Naito tested adjuvant UFT, Pizzocaro tested medroxipro gesterone, Margulis tested thalidomide, and Aitchison applied 5 fluorouracil and interferon alfa interleukin 2. The meta analysis of all studies demonstrated that all agents studied did not improved DFS. There was no sig nificant heterogeneity between trials. Toxicity Inhibitors,Modulators,Libraries Eight trials presented toxicity data. Adverse event descriptions were scarce and no single toxicity was described across all trials. Vaccine and immunotherapy caused mild but frequent skin induration, injection site pain, and flu like symp toms. Just one trial, which tested vaccine therapy, described grade 3 4 neutropenia and anemia. No trial Inhibitors,Modulators,Libraries described neutropenic fever, thrombocytopenia, or grade 5 events.

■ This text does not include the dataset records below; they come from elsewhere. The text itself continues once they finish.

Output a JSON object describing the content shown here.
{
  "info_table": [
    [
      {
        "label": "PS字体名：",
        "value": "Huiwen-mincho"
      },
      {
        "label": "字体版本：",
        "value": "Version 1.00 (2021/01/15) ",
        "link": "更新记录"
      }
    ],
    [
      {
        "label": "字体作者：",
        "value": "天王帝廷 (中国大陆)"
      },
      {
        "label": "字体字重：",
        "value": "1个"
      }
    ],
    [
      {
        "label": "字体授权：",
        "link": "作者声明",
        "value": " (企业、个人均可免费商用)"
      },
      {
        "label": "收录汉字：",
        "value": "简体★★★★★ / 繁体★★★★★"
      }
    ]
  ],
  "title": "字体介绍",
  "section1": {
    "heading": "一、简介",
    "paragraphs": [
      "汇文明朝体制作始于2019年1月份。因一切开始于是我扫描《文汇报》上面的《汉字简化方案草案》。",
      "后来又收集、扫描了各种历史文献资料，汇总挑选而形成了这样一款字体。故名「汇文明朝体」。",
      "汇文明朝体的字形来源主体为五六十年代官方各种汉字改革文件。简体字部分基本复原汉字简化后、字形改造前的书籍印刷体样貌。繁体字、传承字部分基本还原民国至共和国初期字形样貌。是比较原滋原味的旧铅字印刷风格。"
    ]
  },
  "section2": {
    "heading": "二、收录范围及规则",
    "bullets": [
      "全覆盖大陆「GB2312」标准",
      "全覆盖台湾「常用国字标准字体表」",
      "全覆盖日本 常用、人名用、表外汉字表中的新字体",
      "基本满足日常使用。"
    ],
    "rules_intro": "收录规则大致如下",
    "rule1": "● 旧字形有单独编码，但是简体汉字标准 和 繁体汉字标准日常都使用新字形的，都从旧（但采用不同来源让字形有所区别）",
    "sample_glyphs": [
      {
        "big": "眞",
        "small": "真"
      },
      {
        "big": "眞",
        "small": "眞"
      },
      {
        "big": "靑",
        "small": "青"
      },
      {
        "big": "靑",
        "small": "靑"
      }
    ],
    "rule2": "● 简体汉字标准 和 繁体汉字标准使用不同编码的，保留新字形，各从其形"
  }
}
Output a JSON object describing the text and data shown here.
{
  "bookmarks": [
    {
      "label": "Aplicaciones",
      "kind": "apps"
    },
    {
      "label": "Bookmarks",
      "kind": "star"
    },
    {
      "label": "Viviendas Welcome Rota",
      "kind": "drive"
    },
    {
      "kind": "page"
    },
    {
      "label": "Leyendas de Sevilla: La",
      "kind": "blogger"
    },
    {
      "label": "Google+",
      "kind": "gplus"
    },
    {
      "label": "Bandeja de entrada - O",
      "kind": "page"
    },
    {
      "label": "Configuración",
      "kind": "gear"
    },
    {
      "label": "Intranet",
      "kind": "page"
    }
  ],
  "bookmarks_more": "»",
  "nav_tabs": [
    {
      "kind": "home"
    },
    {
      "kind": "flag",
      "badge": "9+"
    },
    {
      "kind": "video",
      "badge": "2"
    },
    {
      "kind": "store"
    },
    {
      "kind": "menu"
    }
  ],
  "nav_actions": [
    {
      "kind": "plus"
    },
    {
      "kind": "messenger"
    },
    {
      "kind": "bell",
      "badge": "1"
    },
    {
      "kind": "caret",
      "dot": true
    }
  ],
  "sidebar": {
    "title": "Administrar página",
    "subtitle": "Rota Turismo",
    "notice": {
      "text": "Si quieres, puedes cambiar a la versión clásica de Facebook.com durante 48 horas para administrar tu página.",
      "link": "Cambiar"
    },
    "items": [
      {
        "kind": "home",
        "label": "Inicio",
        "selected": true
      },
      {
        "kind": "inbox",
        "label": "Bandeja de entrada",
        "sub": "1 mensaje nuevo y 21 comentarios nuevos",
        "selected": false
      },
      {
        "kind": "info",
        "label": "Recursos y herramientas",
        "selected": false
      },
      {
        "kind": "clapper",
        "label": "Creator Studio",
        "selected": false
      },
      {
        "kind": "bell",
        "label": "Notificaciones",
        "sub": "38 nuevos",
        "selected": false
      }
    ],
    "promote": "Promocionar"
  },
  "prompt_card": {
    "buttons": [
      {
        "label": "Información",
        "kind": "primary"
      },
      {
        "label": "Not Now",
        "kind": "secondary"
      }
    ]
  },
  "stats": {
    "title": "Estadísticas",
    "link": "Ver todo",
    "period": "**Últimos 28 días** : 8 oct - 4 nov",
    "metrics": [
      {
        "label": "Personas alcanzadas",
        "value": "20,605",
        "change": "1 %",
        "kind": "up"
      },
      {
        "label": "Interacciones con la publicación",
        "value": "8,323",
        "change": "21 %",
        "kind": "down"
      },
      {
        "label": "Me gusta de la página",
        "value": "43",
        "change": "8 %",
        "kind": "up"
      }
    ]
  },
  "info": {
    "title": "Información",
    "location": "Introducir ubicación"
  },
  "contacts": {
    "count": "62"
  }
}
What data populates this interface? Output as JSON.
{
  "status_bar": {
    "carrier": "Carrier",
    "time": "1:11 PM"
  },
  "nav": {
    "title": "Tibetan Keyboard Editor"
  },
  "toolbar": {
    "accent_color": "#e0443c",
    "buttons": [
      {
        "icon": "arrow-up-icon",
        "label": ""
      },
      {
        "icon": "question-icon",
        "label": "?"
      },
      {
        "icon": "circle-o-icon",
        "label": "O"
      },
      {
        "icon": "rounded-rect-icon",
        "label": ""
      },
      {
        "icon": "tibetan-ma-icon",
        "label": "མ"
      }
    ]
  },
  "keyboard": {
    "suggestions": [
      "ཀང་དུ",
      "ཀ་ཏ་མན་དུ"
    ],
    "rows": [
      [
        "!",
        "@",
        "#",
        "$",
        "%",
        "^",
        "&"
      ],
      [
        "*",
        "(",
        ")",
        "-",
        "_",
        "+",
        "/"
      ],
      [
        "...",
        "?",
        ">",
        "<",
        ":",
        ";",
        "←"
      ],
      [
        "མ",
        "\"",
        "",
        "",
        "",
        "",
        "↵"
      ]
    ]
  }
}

Inhibitors,Modulators,Libraries Despite the absence of details, most severe toxicities were presented in each trial and therefore worst toxicity meta analysis Inhibitors,Modulators,Libraries was feasible. Table 3 depicts the number of grade 3 4 events among the patients at risk. Discussion This systematic review sought to identify all types of drug interventions used as post surgical therapy for resected renal cell cancer. The evidence indicates that the adjuvant approaches studied are not capable of improving survival of non metastatic renal cancer patients while exposing patients to unnecessary toxicity. We included a broad spectrum of interventions to be evaluated in this meta analysis immunotherapy, anti angiogenic, hormonal and cytotoxic drugs combined or not with immunotherapy. None were shown to be effec tive in what could be interpreted as an absence of activ ity for each one of these approaches in the adjuvant setting.

Among the included trials, one deserves specific atten tion. Jocham et al tested an autologous vaccine and was the only trial to present a positive DFS result. How ever, these results might have been compromised due to worrisome methodological issues discussed here and elsewhere. www.selleckchem.com/products/chir-99021-ct99021-hcl.html All this justified the exclusion of the Joc ham trial from DFS analysis. The paucity of adverse event descriptions hampered toxicity meta analyses and many important events such as febrile neutropenia, nausea, and hypotension could not be evaluated.